On one hand, it’s taken me perhaps two months to “get back in shape,” whatever that means.  At three months, I’m still going, improving my fitness level.   And, instead of just getting skinny, I’m getting stronger and more muscular.  One more oddity: after a year, my alopecia (big bald spots that “forced” me to shave my head) is fading.  The biggest bald spot had remained unchanged since two different dermatologists blasted it full of some steroid or another a little over a year ago.  My hair was thinning, and I’ll keep it short, but the biggest bald spot is easily less than half as large as it was before I started lifting weights.  Could this be a benefit of forcing my body to release its own growth hormone?  It very well could.

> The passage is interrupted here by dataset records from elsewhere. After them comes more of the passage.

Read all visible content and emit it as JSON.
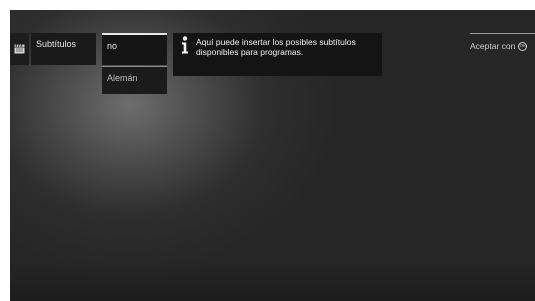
{
  "menu": {
    "category_icon": "clapperboard-icon",
    "category_label": "Subtítulos",
    "options": [
      {
        "label": "no",
        "selected": true
      },
      {
        "label": "Alemán",
        "selected": false
      }
    ]
  },
  "info": {
    "icon": "info-icon",
    "line1": "Aquí puede insertar los posibles subtítulos",
    "line2": "disponibles para programas."
  },
  "accept": {
    "label": "Aceptar con",
    "button_label": "OK",
    "button_icon": "ok-button-icon"
  },
  "colors": {
    "background": "#262626",
    "panel": "#1a1a1a",
    "text": "#e6e6e6",
    "selection_line": "#e9e9e9"
  }
}
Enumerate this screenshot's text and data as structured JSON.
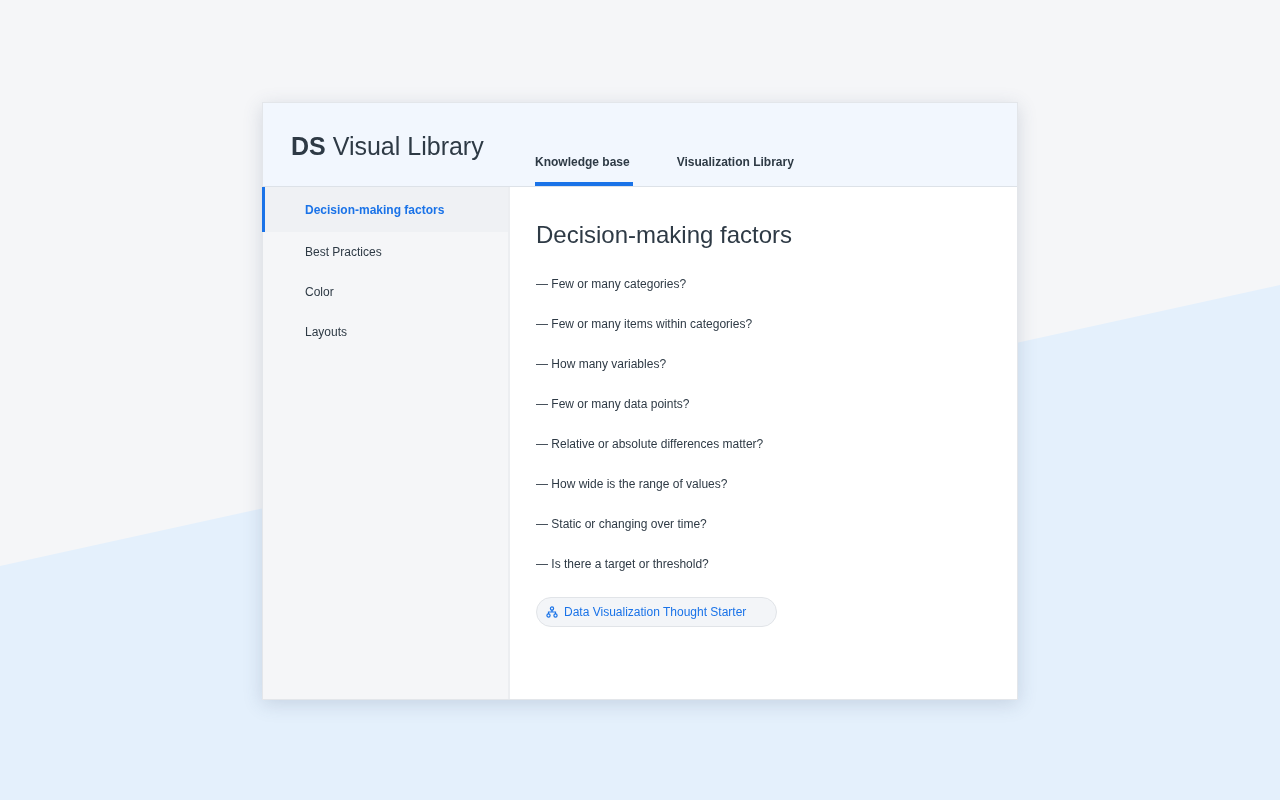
{
  "header": {
    "title": "**DS** Visual Library"
  },
  "tabs": [
    {
      "label": "Knowledge base",
      "selected": true
    },
    {
      "label": "Visualization Library",
      "selected": false
    }
  ],
  "sidebar": {
    "items": [
      {
        "label": "Decision-making factors",
        "selected": true
      },
      {
        "label": "Best Practices",
        "selected": false
      },
      {
        "label": "Color",
        "selected": false
      },
      {
        "label": "Layouts",
        "selected": false
      }
    ]
  },
  "content": {
    "heading": "Decision-making factors",
    "factors": [
      "— Few or many categories?",
      "— Few or many items within categories?",
      "— How many variables?",
      "— Few or many data points?",
      "— Relative or absolute differences matter?",
      "— How wide is the range of values?",
      "— Static or changing over time?",
      "— Is there a target or threshold?"
    ],
    "link_chip": {
      "label": "Data Visualization Thought Starter"
    }
  }
}
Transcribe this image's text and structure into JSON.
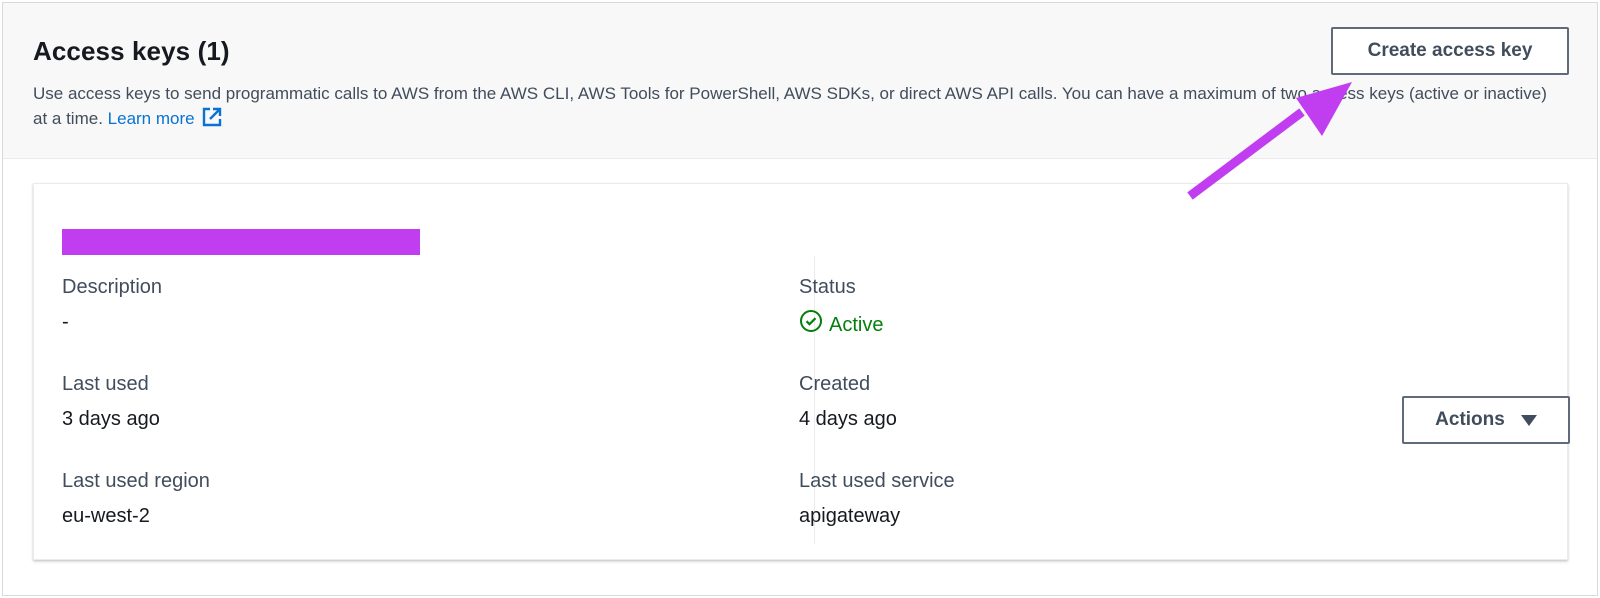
{
  "header": {
    "title": "Access keys (1)",
    "description": "Use access keys to send programmatic calls to AWS from the AWS CLI, AWS Tools for PowerShell, AWS SDKs, or direct AWS API calls. You can have a maximum of two access keys (active or inactive) at a time.",
    "learn_more": "Learn more",
    "create_button": "Create access key"
  },
  "key_card": {
    "actions_button": "Actions",
    "left": [
      {
        "label": "Description",
        "value": "-"
      },
      {
        "label": "Last used",
        "value": "3 days ago"
      },
      {
        "label": "Last used region",
        "value": "eu-west-2"
      }
    ],
    "right": [
      {
        "label": "Status",
        "value": "Active",
        "icon": "check-circle-icon"
      },
      {
        "label": "Created",
        "value": "4 days ago"
      },
      {
        "label": "Last used service",
        "value": "apigateway"
      }
    ]
  },
  "colors": {
    "link": "#0972d3",
    "status_active": "#037f0c",
    "annotation": "#c13ef0"
  }
}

I know I can carry my three year old around without thinking twice about it.  That’s my motivation.  I can carry my five year old, or toss him in the air as he howls with laughter.  That’s my motivation, too.  I can undertake any repair, construction, or landscaping project without worrying about hurting myself because I haven’t lifted anything heavier than my laptop in years.  I don’t fear a heart attack from shoveling snow.  My commercial lawnmower weighs almost 500 pounds.  You get the point.

What does “back in shape” mean to each of us?  At 25 years old, it might have meant having a great body to attract and meet someone special.  At 35 or 45 it might mean just being able to walk the dog without getting winded.  It might just mean a healthy blood pressure.  One aspect of it has to include the strength of our heart muscles and avoiding diabetes.  If you could get into the best shape of your life now, no matter what age, why wouldn’t you?  Could it be fear of failure?  It would require effort….  Is that it?  It can’t be a fear of the time commitment.  I’m proving it doesn’t take much time for the basic mechanisms to work.  True, I didn’t start with an extra 40 pounds of fat to burn, but I am 48.  The biological mechanisms work.

I have read great workout routines that take even less time and still get you to hit the right intensity to build muscle and burn fat.  I signed up to a bazillion mailing lists and have been getting information from several other authors and trainers besides Vince DelMonte.  They all have been saying similar things about muscle building being far better than low-intensity “typical” cardio exercises like running for getting in shape, and most have degrees in kinesiology.  There are some interesting exercises and routines.  I’ll gather some routines for bodyweight routines for muscle gain and fat loss, and post them in the not-too distant future.